We assume that a carbon tax would only be applied to reduce carbon dioxide emissions. In practice however, the only way to reduce carbon dioxide emissions is to reduce the burning of fossil fuels. Reducing the burning of fossil fuels will have co‐impacts such as reducing the emissions of carbon monoxide (CO), volatile organic compounds (VOCs), nitrogen oxides (NOx), and sulfur oxides (SOx). The first three chemical compounds generally enhance warming while the latter generally retards it.
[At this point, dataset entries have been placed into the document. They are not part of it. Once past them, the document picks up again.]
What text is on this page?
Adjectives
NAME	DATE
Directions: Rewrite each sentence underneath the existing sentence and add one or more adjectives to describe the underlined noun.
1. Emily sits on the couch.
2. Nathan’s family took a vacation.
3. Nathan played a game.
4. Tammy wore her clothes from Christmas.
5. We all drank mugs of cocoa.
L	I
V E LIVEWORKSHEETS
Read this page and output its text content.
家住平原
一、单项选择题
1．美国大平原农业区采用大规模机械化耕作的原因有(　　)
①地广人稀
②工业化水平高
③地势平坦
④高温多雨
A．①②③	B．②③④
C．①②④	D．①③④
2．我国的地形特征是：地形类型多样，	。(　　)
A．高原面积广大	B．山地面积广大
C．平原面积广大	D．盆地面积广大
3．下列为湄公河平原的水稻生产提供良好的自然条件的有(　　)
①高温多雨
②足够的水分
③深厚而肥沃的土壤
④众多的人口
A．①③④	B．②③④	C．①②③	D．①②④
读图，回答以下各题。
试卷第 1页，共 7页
Sensitivity tests using MAGICC indicate that for the OECD90 countries under the A1B pathway, the effect of collective changes in these co‐emissions is largely compensative.
Additional fine print on precision: The temperature savings are presented to three significant digits in order to tell the results apart. In the real world, the impacts from the emissions reduction pathways are not nearly so precise and, in fact, the temperature savings from most of the different carbon dioxide emissions reduction pathways are scientifically impossible to tell apart from each other, and in many cases, are impossible to tell apart from the original A1B scenario, i.e., they are same thing as doing nothing.